Jimmy’s Hall (2014) is Ken Loach’s 50th odd and apparently last feature film. Which sucks because the man still definitely has a lot to say and can say it better than basically anyone else.
This is a film that made by so many other people would just be tired, period film blandness. But one of Loach’s great gifts as an artist (in my admittedly limited experience) is his ability to inject a lot of life into his stories. There were times watching this when I felt like applauding at the end of a scene because it was so rousing. The film is based on the true story of Jimmy Gralton an Irish communist in the 1930’s. Returning from time exiled abroad he once again starts up the titular hall, inspired by the effect that being away from a place can have on a person. Fashioned on socialist principles, the hall aims to provide education and amusement for all who wish to come. Importantly and provocatively, especially in relation to education, far from the reach and influence of the all powerful church. The film tells the uplifting story of what happened inside the walls and the rather more sober reaction that it receives from the more conservative nearby neighbours, who come in both fascist and Christian guises.

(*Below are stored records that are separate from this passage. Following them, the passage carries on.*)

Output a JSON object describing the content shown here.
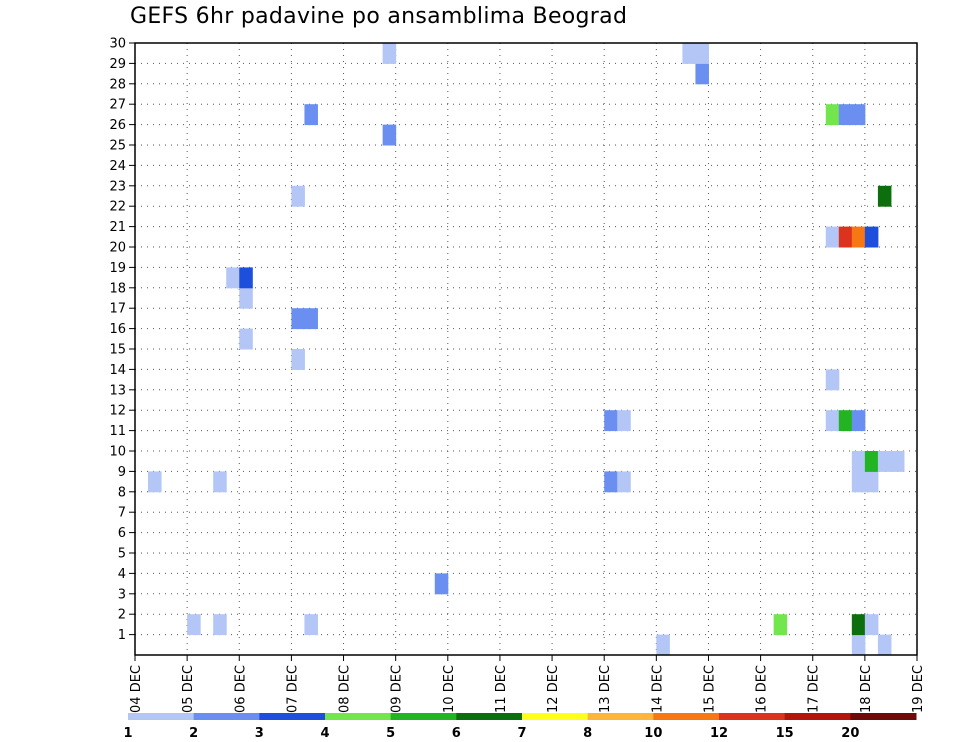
{
  "chart_data": {
    "type": "heatmap",
    "title": "GEFS 6hr padavine po ansamblima Beograd",
    "x_ticks": [
      "04 DEC",
      "05 DEC",
      "06 DEC",
      "07 DEC",
      "08 DEC",
      "09 DEC",
      "10 DEC",
      "11 DEC",
      "12 DEC",
      "13 DEC",
      "14 DEC",
      "15 DEC",
      "16 DEC",
      "17 DEC",
      "18 DEC",
      "19 DEC"
    ],
    "y_ticks": [
      1,
      2,
      3,
      4,
      5,
      6,
      7,
      8,
      9,
      10,
      11,
      12,
      13,
      14,
      15,
      16,
      17,
      18,
      19,
      20,
      21,
      22,
      23,
      24,
      25,
      26,
      27,
      28,
      29,
      30
    ],
    "x_range_days": [
      0,
      15
    ],
    "y_range": [
      0,
      30
    ],
    "grid": true,
    "colorbar": {
      "levels": [
        "1",
        "2",
        "3",
        "4",
        "5",
        "6",
        "7",
        "8",
        "10",
        "12",
        "15",
        "20"
      ],
      "colors": [
        "#b3c6f5",
        "#6b8ff0",
        "#1e4fdc",
        "#74e64d",
        "#22b422",
        "#0d6e0d",
        "#ffff1e",
        "#ffb43c",
        "#f57814",
        "#dc321e",
        "#b4140a",
        "#6e0a0a"
      ]
    },
    "cells": [
      {
        "t": 0.25,
        "m": 8,
        "c": 0
      },
      {
        "t": 1.0,
        "m": 1,
        "c": 0
      },
      {
        "t": 1.5,
        "m": 1,
        "c": 0
      },
      {
        "t": 1.5,
        "m": 8,
        "c": 0
      },
      {
        "t": 1.75,
        "m": 18,
        "c": 0
      },
      {
        "t": 2.0,
        "m": 15,
        "c": 0
      },
      {
        "t": 2.0,
        "m": 17,
        "c": 0
      },
      {
        "t": 2.0,
        "m": 18,
        "c": 2
      },
      {
        "t": 3.0,
        "m": 14,
        "c": 0
      },
      {
        "t": 3.0,
        "m": 16,
        "c": 1
      },
      {
        "t": 3.0,
        "m": 22,
        "c": 0
      },
      {
        "t": 3.25,
        "m": 16,
        "c": 1
      },
      {
        "t": 3.25,
        "m": 1,
        "c": 0
      },
      {
        "t": 3.25,
        "m": 26,
        "c": 1
      },
      {
        "t": 4.75,
        "m": 25,
        "c": 1
      },
      {
        "t": 4.75,
        "m": 29,
        "c": 0
      },
      {
        "t": 5.75,
        "m": 3,
        "c": 1
      },
      {
        "t": 9.0,
        "m": 8,
        "c": 1
      },
      {
        "t": 9.0,
        "m": 11,
        "c": 1
      },
      {
        "t": 9.25,
        "m": 8,
        "c": 0
      },
      {
        "t": 9.25,
        "m": 11,
        "c": 0
      },
      {
        "t": 10.0,
        "m": 0,
        "c": 0
      },
      {
        "t": 10.5,
        "m": 29,
        "c": 0
      },
      {
        "t": 10.75,
        "m": 28,
        "c": 1
      },
      {
        "t": 10.75,
        "m": 29,
        "c": 0
      },
      {
        "t": 12.25,
        "m": 1,
        "c": 3
      },
      {
        "t": 13.25,
        "m": 11,
        "c": 0
      },
      {
        "t": 13.25,
        "m": 13,
        "c": 0
      },
      {
        "t": 13.25,
        "m": 20,
        "c": 0
      },
      {
        "t": 13.25,
        "m": 26,
        "c": 3
      },
      {
        "t": 13.5,
        "m": 11,
        "c": 4
      },
      {
        "t": 13.5,
        "m": 20,
        "c": 9
      },
      {
        "t": 13.5,
        "m": 26,
        "c": 1
      },
      {
        "t": 13.75,
        "m": 0,
        "c": 0
      },
      {
        "t": 13.75,
        "m": 1,
        "c": 5
      },
      {
        "t": 13.75,
        "m": 8,
        "c": 0
      },
      {
        "t": 13.75,
        "m": 9,
        "c": 0
      },
      {
        "t": 13.75,
        "m": 11,
        "c": 1
      },
      {
        "t": 13.75,
        "m": 20,
        "c": 8
      },
      {
        "t": 13.75,
        "m": 26,
        "c": 1
      },
      {
        "t": 14.0,
        "m": 1,
        "c": 0
      },
      {
        "t": 14.0,
        "m": 8,
        "c": 0
      },
      {
        "t": 14.0,
        "m": 9,
        "c": 4
      },
      {
        "t": 14.0,
        "m": 20,
        "c": 2
      },
      {
        "t": 14.25,
        "m": 9,
        "c": 0
      },
      {
        "t": 14.25,
        "m": 22,
        "c": 5
      },
      {
        "t": 14.25,
        "m": 0,
        "c": 0
      },
      {
        "t": 14.5,
        "m": 9,
        "c": 0
      }
    ]
  }
}
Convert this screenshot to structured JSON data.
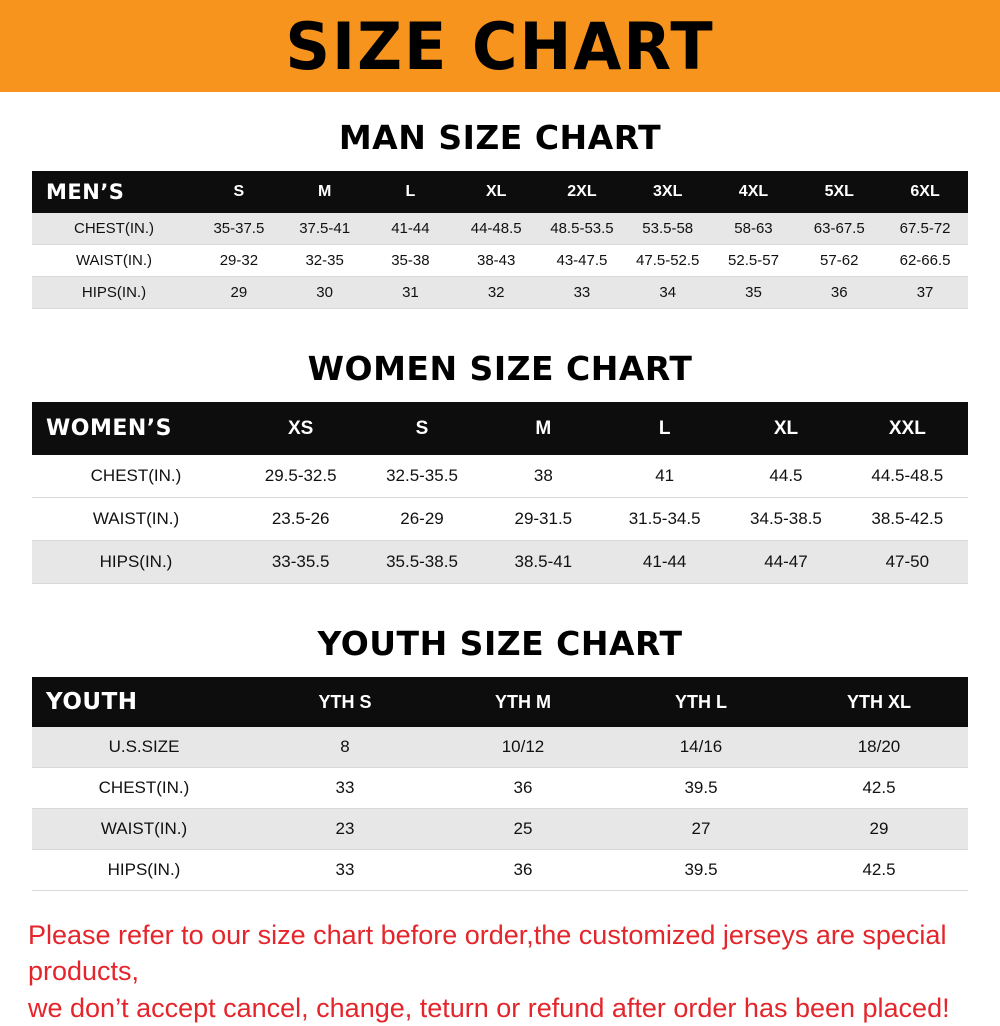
{
  "banner": {
    "title": "SIZE CHART"
  },
  "colors": {
    "banner_bg": "#f7941d",
    "table_header_bg": "#0d0d0d",
    "row_stripe": "#e7e7e7",
    "footer_text": "#e4252b"
  },
  "sections": {
    "men": {
      "heading": "MAN SIZE CHART",
      "table": {
        "header_label": "MEN’S",
        "columns": [
          "S",
          "M",
          "L",
          "XL",
          "2XL",
          "3XL",
          "4XL",
          "5XL",
          "6XL"
        ],
        "rows": [
          {
            "label": "CHEST(IN.)",
            "values": [
              "35-37.5",
              "37.5-41",
              "41-44",
              "44-48.5",
              "48.5-53.5",
              "53.5-58",
              "58-63",
              "63-67.5",
              "67.5-72"
            ]
          },
          {
            "label": "WAIST(IN.)",
            "values": [
              "29-32",
              "32-35",
              "35-38",
              "38-43",
              "43-47.5",
              "47.5-52.5",
              "52.5-57",
              "57-62",
              "62-66.5"
            ]
          },
          {
            "label": "HIPS(IN.)",
            "values": [
              "29",
              "30",
              "31",
              "32",
              "33",
              "34",
              "35",
              "36",
              "37"
            ]
          }
        ]
      }
    },
    "women": {
      "heading": "WOMEN SIZE CHART",
      "table": {
        "header_label": "WOMEN’S",
        "columns": [
          "XS",
          "S",
          "M",
          "L",
          "XL",
          "XXL"
        ],
        "rows": [
          {
            "label": "CHEST(IN.)",
            "values": [
              "29.5-32.5",
              "32.5-35.5",
              "38",
              "41",
              "44.5",
              "44.5-48.5"
            ]
          },
          {
            "label": "WAIST(IN.)",
            "values": [
              "23.5-26",
              "26-29",
              "29-31.5",
              "31.5-34.5",
              "34.5-38.5",
              "38.5-42.5"
            ]
          },
          {
            "label": "HIPS(IN.)",
            "values": [
              "33-35.5",
              "35.5-38.5",
              "38.5-41",
              "41-44",
              "44-47",
              "47-50"
            ]
          }
        ]
      }
    },
    "youth": {
      "heading": "YOUTH SIZE CHART",
      "table": {
        "header_label": "YOUTH",
        "columns": [
          "YTH S",
          "YTH M",
          "YTH L",
          "YTH XL"
        ],
        "rows": [
          {
            "label": "U.S.SIZE",
            "values": [
              "8",
              "10/12",
              "14/16",
              "18/20"
            ]
          },
          {
            "label": "CHEST(IN.)",
            "values": [
              "33",
              "36",
              "39.5",
              "42.5"
            ]
          },
          {
            "label": "WAIST(IN.)",
            "values": [
              "23",
              "25",
              "27",
              "29"
            ]
          },
          {
            "label": "HIPS(IN.)",
            "values": [
              "33",
              "36",
              "39.5",
              "42.5"
            ]
          }
        ]
      }
    }
  },
  "footer": {
    "line1": "Please refer to our size chart before order,the customized jerseys are special products,",
    "line2": "we don’t accept cancel, change, teturn or refund after order has been placed!"
  }
}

It is hard to pinpoint exactly why Loach can make this material work where others would fail. Which is not to say that what he is working with his bad. The slice of history, probably unknown to many outside of Ireland, is fascinating and the script by Paul Laverty is pretty insightful. Actually the script is a very smart piece of work as it connects day to day goings on in the film, a potential affair for example, with the societal structures that bring them about and influence how they play out. But there are many similar films about similar historical events and it is rare that they are this good or this engaging. Loach is also not really that much of a stylist. Jimmy’s Hall, like all of Loach’s work I have seen, looks good but nothing more noteworthy than that. It could be that Loach is unabashed to be political. He’s famously left wing, once withdrawing a film from MIFF because the festival was sponsored by the Israeli embassy and were refusing to cancel the sponsorship. So here he shows that the commies are the good guys, at least in this environment, and it is hard not to get swept up in cheering for them. This is especially true when they go against idiotic fascists and power hungry members of the clergy. On this front, and others, it would appear that Loach has the power to choose only those projects that he is going to be distinctly passionate about and Irish revolutionaries are right up the veteran director’s alley. Barry Ward’s turn as Jimmy does not hurt either, as he convinces you that he’s a dude that you would follow and buy into his personal ideology.
It is shocking that a film about Ireland in the 1930’s was made to feel relevant to 2014 Australia, but that is just one of Loach’s achievements with Jimmy’s Hall. Even if like me you have no idea who Jimmy Gralton was, you will still want to see this film and be inspired by the example that he set.